Vendredi 14 Août, 2020

Crise : des acteurs politiques rejettent l’appel au dialogue de Moïse

Photo d'illustration/ Loop Haiti

Photo d'illustration/ Loop Haiti

Après environ un mois de silence depuis l’aggravation de la crise multidimensionnelle à laquelle le pays est en proie, le président Jovenel Moïse a, dans une adresse à  la nation, lancé un énième appel au dialogue. Toutefois, son message semble ne pas être le bienvenu parmi les acteurs politiques.

Plusieurs acteurs politique ont déjà rejeté la main tendue par le président Jovenel Moïse, proposant un dialogue et la formation d'un gouvernement d'union nationale contre la crise actuelle. C’est le cas par exemple du député de la commune de Cerca-Carvajal, Antoine Rodon Bien-Aimé qui désapprouve le message de Moïse. En réponse à cet appel, le parlementaire appelle toute la population à intensifier la mobilisation pour contraindre le chef de l’Etat à entendre raison et à plier bagage afin, dit-il, de libérer le pays.

Le responsable du grand rassemblement pour l'évolution d'Haïti (GREH) Himmler Rébu, lui, considère que le chef d’Etat, dans son discours, ne mesure pas la proportion de la crise actuelle. Pour l’ancien secrétaire d’Etat à la sécurité publique sous l’administration de Joseph Martelly, le discours de Jovenel Moise est creux. Il dénonce le fait par le locataire du palais national de n’avoir pas fait mention des stratégies qu’il entend mettre en branle pour combattre la corruption, ce phénomène qui handicape le développement du pays. 

« Le partage des postes est la seule perspective offerte par Jovenel Moïse alors que la population fait face à de sérieux problèmes  », s’insurge Monsieur Rébu.

 

Même son de cloche du côté du parti Ayiti An Aksyon (AAA).
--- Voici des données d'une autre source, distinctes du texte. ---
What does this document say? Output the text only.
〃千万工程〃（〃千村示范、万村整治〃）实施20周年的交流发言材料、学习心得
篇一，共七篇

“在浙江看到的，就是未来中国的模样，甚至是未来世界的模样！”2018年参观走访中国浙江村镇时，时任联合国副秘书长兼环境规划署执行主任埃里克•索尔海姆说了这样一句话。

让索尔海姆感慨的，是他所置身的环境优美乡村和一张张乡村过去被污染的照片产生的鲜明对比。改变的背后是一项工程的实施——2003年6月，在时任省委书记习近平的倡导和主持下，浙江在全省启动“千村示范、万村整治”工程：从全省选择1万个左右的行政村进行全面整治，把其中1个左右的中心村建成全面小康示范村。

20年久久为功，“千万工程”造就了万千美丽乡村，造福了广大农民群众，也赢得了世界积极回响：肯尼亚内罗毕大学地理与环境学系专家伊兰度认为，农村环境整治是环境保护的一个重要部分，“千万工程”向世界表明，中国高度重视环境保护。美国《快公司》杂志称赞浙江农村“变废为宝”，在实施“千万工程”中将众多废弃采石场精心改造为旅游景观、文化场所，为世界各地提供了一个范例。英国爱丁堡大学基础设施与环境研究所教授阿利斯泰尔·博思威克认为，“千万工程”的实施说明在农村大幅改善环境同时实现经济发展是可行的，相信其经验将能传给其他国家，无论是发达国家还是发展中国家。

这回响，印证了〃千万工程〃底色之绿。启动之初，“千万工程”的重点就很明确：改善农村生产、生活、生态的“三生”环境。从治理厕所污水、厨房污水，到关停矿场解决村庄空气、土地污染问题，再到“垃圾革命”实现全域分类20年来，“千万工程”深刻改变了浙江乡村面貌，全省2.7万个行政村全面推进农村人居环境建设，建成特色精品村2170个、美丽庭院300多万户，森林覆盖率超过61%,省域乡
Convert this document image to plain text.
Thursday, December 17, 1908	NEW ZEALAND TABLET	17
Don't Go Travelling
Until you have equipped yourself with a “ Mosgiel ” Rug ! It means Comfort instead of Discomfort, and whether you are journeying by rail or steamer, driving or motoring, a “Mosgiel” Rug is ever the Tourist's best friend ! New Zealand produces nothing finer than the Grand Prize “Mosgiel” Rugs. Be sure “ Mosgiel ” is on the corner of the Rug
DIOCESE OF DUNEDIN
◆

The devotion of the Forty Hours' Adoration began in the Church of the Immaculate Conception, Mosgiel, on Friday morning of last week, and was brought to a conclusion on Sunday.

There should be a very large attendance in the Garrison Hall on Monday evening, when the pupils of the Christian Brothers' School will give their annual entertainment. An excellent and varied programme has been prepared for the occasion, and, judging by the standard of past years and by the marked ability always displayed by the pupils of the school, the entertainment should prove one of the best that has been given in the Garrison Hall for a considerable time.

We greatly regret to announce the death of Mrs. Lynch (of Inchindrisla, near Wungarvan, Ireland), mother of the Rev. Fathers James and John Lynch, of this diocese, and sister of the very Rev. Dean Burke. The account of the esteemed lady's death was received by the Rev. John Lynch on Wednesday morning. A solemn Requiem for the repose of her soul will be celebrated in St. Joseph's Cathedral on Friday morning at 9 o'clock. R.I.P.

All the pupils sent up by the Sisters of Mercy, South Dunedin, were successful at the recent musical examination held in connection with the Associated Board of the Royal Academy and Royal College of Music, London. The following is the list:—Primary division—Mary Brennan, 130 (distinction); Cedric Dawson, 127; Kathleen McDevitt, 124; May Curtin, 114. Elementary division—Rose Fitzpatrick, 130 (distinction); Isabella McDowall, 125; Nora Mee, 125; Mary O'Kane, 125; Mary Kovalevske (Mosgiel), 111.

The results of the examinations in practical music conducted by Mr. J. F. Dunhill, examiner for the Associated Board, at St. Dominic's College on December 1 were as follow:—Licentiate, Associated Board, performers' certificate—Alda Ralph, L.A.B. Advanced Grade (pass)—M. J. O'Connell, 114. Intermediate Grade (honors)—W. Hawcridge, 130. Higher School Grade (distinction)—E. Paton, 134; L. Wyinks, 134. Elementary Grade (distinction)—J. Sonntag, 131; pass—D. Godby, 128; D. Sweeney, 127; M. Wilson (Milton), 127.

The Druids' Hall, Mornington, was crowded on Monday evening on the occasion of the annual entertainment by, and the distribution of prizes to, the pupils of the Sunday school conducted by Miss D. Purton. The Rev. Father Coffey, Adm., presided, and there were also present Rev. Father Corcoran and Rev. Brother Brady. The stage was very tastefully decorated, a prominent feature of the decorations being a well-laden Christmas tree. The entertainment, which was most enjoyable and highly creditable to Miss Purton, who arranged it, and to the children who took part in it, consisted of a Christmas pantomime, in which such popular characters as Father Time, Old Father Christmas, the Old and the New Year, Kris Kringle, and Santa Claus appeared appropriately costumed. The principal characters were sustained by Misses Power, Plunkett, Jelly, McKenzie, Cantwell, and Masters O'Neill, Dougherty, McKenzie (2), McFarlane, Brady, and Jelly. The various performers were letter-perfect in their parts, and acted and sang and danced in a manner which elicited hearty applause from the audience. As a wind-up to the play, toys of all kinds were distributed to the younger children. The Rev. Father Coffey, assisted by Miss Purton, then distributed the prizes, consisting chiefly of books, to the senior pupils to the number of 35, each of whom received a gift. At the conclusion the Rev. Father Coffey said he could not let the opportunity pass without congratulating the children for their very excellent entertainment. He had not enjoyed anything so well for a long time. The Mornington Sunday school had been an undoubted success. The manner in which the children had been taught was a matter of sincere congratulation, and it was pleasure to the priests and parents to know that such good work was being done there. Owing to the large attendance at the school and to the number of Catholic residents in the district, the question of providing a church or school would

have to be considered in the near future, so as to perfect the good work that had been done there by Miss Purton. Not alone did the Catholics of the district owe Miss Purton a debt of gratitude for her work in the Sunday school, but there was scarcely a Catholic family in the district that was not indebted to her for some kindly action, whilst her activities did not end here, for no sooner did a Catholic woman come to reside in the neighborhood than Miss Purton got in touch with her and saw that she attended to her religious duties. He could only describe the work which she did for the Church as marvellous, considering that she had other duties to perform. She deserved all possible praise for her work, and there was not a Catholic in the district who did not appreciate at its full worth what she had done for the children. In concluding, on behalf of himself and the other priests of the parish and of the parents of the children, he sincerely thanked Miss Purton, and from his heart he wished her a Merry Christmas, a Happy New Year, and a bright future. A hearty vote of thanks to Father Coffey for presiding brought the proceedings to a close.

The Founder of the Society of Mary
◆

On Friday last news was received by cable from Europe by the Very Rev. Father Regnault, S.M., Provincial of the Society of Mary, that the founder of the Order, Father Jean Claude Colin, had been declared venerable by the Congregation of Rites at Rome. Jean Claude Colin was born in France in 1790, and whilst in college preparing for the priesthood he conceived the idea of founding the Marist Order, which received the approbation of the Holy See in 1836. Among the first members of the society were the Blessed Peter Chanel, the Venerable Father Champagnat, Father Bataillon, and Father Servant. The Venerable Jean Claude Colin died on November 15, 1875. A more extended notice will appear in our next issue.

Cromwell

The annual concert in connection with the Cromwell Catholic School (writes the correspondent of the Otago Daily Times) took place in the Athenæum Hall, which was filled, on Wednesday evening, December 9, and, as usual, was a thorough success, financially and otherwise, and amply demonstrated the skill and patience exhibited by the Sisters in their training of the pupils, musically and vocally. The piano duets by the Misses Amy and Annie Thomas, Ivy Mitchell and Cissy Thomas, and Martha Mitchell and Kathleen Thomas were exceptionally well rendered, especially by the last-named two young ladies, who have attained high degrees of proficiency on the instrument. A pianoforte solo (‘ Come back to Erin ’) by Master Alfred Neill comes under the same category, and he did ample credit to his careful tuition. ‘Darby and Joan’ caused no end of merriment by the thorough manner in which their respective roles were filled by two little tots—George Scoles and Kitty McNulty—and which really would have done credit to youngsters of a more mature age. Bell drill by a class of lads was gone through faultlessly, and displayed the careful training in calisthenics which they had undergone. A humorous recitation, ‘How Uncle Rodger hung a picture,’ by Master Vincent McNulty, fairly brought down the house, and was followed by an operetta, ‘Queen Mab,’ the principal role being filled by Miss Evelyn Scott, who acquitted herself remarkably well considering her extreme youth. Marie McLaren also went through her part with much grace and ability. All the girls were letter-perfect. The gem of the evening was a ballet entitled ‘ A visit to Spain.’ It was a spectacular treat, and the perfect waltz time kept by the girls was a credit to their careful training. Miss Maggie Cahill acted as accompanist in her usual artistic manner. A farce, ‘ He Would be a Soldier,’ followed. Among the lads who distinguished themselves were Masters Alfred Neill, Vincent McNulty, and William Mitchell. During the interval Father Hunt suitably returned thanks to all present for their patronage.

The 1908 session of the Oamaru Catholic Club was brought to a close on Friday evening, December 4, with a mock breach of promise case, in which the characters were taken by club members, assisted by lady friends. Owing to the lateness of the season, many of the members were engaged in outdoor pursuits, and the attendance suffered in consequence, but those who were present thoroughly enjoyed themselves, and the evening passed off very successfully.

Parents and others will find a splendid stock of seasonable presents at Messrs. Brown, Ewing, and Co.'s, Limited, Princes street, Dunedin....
Le porte-parole de cette structure politique Marc-Elie Nelson estime que le président a raté les occasions idéales pour s’attabler avec ses protagonistes afin de discuter de la crise qui sévit en Haiti. Il rappelle que les dialogues précédents lancés par Jovenel Moïse ont été des échecs cuisants.

« Le président n’a pas de légitimité pour s’adresser à la population » tranche Marc-Elie Nelson.

Pour sa part, le collectif du 4 Décembre estime qu’une fois de plus le président ne s’est pas montré à la dimension de la crise. Toutefois, il dit prendre acte de la décision du chef de l’Etat de revenir, dit-il, sur la composition du gouvernement que conduirait le Premier ministre nommé Fritz William Michel. Il dit prendre aussi acte de son appel à une entente nationale.

Cette structure de la société civile attire l'attention des protagonistes et du président en particulier sur le fait que le dialogue devant permettre d’arriver à cette entente nationale n'est possible que dans le cadre d'une transition fondatrice de l'Etat Nation où l'équipe de pilotage doit répondre aux exigences d'intégrité, de patriotisme et de capacité.

Au lieu de calmer les ardeurs, le discours de Jovenel Moïse semble avoir attisé davantage la colère. Des actes de violences continuent à se produire dans plusieurs endroits du pays quelques heures après son adresse à la nation.